The purpose of this report is to analyze and illustrate the geographical origins of eragrostis tef along with details of its global dispersion. The common name of the crop in Ethiopia is tef. It was chosen for its cultural significance and it’s importance
In Ethiopia, about 4.9 million acres of land is devoted to its production every year. From 2003-2005 production statistics indicated that tef accounted for about 29% of the land and 20% of the gross grain production of all major cereal cultivation in the country (National Research Council).
Eragrostis tef belongs to the grass family Poaceae, and is species of Eragrostis. It contains about 350 species and tef is the only cultivated cereal (Seyfu).
Its name tef is originated from the Amharic word yate-tef-ah, which means, “lost”. Since the grains are so small they are easily misplaced (Kloman). It is the world’s smallest food grain and is as small as a grain of sand. It also has quite similar traits to other grains such as quinoa and millet.
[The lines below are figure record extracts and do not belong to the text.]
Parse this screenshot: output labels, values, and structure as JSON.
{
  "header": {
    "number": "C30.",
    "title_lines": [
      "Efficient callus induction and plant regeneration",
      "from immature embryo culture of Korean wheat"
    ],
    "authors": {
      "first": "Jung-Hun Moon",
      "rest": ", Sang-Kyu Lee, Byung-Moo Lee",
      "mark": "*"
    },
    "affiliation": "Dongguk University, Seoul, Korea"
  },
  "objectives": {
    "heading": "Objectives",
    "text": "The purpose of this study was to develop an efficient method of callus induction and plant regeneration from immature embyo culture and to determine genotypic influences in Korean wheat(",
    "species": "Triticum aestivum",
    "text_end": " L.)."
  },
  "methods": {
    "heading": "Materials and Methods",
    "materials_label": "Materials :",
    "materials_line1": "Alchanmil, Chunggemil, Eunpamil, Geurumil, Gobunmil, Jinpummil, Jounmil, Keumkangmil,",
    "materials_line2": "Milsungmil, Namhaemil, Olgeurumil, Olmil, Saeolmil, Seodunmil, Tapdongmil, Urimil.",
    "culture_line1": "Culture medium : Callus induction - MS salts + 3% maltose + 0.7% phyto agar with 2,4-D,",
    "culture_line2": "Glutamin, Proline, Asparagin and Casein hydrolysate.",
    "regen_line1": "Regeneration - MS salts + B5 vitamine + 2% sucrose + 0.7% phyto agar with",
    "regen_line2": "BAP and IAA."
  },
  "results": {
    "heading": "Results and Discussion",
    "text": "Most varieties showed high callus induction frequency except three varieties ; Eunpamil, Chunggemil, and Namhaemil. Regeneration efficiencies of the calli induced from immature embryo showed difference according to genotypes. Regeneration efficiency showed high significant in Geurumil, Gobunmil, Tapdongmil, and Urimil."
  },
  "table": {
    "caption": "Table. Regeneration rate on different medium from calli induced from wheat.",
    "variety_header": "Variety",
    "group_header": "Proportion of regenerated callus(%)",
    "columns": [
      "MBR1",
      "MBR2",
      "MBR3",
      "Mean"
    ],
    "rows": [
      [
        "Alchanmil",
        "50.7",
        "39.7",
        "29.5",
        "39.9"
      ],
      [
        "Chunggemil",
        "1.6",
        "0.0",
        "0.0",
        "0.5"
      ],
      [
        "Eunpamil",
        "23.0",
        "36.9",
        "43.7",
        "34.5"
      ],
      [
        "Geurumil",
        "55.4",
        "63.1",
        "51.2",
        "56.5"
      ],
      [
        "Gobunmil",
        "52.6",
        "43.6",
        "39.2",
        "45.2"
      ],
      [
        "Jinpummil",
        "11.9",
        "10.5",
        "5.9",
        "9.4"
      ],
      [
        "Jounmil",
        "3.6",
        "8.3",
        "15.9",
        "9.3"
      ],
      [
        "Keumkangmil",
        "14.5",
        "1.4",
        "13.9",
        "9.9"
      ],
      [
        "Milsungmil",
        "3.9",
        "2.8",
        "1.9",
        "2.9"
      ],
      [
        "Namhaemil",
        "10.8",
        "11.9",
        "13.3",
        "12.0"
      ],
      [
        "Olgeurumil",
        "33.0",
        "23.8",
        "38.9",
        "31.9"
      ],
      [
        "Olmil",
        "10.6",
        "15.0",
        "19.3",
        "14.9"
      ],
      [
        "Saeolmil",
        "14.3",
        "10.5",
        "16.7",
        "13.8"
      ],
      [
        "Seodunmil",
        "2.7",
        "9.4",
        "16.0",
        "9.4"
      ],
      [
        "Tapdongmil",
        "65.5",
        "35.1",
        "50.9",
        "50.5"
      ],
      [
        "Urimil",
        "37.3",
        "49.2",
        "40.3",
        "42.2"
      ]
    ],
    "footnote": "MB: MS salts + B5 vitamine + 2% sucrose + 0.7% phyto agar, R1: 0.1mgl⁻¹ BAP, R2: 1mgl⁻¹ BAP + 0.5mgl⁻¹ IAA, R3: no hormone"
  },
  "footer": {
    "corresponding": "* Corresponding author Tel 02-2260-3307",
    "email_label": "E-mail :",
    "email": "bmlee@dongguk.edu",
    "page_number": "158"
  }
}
Tef grows anywhere from 30 to 120 cm in height, with slim stems and long, narrow, smooth leaves. It is a loose or compact panicle. The really small grains are 1.5 mm long, and there are about 2,700 seeds in a gram (Seyfu).
The plant uses a Carbon 4 photosynthesis, which uses light efficiently while having low moisture demands. This gives the plant the ability to stand high heat and bright lighting therefore able to harvest in any unpredictable or difficult climate. Also the plant's resistance to diseases, pests, and heavy soils and it’s inexpensive costs to raise and very quick to produce give it special appeal (Tadele).
Tef tends to thrive under growing condition from elevations that range from sea-level to as high as 2800 meters, and in various temperatures, soil, terrains and rainfall conditions (not where there is too much rainfall though) (Seyfu).